Polecam, jak ktoś pisał - zaznaczyć, obrysować oryginalne miejsce mocowania mechanizmu i śrub.
Do tego jak już zamontujecie, to można sprawdzić na innym zasilaniu czy działa (ja podpiąłem inny aku), ale jak zobaczycie, że dociąga dużo za mocno, to bez zamontowanego plastikowego frunka tak jest, bo nie ma oporu uszczelek.
Co do montażu, ja jestem techniczny, ale za pierwszym razem nic nie jest - jak pisze chińczyk - "bardzo łatwe i szybkie". W zasadzie przed zdemontowaniem nawet nie ma pewności czy nowy mechanizm zastępuje oryginalny czy dokłada się jako drugi (to drugie oczywiście). I tak krok po kroku.

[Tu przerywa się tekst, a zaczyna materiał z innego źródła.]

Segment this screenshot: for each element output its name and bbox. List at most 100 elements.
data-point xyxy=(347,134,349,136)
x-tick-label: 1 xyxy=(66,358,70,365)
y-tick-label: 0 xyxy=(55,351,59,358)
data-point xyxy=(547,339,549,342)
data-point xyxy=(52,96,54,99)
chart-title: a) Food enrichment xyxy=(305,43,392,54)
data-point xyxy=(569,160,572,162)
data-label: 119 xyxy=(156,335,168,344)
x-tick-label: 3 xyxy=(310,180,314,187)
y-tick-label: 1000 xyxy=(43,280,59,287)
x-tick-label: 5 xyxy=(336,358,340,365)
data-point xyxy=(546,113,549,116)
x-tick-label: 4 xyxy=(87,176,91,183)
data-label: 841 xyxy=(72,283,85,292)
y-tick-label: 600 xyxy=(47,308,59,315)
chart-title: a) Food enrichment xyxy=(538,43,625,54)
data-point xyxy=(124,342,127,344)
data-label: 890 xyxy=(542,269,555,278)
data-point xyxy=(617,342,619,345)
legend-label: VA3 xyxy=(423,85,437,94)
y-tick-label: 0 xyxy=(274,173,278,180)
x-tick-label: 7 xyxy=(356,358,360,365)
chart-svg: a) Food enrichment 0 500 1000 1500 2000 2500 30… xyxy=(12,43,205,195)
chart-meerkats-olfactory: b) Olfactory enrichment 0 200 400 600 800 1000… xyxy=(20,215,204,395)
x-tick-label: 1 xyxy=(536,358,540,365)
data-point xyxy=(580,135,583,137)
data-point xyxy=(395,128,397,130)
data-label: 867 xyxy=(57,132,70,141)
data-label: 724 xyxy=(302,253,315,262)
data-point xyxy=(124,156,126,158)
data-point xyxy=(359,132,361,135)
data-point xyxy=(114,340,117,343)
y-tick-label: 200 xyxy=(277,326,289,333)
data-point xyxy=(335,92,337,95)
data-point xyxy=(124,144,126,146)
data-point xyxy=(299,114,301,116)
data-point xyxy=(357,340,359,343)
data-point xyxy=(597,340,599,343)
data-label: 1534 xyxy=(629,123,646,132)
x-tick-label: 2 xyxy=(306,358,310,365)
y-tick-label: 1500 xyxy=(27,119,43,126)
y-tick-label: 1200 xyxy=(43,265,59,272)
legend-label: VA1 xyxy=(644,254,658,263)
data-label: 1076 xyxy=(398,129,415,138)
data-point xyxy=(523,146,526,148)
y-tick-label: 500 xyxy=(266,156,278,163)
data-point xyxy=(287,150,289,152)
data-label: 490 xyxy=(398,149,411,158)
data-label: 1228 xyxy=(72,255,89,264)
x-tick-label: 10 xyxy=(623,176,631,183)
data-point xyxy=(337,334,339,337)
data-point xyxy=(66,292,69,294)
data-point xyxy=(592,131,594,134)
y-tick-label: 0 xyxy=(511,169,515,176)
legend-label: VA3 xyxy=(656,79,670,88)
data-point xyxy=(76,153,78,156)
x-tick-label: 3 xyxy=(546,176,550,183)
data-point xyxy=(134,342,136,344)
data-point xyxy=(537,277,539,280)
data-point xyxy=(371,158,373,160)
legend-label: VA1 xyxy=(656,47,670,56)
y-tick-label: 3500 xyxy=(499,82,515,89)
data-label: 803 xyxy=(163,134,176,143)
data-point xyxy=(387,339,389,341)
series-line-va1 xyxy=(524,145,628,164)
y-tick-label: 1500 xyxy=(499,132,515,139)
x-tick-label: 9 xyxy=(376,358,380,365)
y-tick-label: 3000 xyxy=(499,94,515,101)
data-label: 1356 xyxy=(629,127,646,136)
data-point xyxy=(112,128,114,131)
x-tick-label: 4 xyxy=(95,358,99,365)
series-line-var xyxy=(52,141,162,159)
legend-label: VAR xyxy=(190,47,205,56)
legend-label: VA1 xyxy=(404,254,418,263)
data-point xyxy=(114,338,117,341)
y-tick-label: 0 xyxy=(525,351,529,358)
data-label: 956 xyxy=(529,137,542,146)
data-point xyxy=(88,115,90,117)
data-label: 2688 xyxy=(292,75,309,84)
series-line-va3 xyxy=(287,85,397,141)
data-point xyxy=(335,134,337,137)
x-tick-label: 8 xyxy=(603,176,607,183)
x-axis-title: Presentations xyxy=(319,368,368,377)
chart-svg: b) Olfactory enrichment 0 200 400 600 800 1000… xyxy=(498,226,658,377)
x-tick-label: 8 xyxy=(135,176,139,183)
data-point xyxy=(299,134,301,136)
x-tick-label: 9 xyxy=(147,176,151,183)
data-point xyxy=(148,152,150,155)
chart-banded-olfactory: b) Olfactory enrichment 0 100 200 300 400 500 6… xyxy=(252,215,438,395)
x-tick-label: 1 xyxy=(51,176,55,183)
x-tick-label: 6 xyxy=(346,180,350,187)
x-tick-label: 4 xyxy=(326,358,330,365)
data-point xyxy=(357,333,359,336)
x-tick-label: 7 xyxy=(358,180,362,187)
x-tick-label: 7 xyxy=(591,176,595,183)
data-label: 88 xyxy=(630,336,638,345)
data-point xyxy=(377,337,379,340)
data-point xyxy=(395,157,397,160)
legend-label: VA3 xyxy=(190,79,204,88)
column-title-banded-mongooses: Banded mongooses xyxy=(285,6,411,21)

Za drugim razem można z zamkniętymi oczami "w 5 minut" montować. Ale za pierwszym tak nigdy nie jest.
Działa.
Ciekawe jak długo - oby jak najdłużej. :) Zobaczymy. :)
zamontowałem taki wynalazek u siebie bo ostatnio dużo z frunka korzystam. Zrobiłem też test marchewki :D tyle że kawałkiem styropianu żeby sobie ewentualnie maski nie pogąć bo jest jak z papieru i okazało się że działa :) tzn odpuszcza jak ma za duży opór. Na opakowaniu było napisane że 300N maksymalna siła, czyli nie dużo bo to 30kg raptem - palca nie złamie.
Zamówiłem stąd: https://pl.aliexpress.com/item/1005006436261707.html
jakość generalnie nie najgorsza, na opakowaniu pisali ze korpus wykonany jest z nierdzewki więc może ruda tego w zimie nie zje :) sam mechanizm działa super cicho, po zamontowaniu w ogóle nie słychać.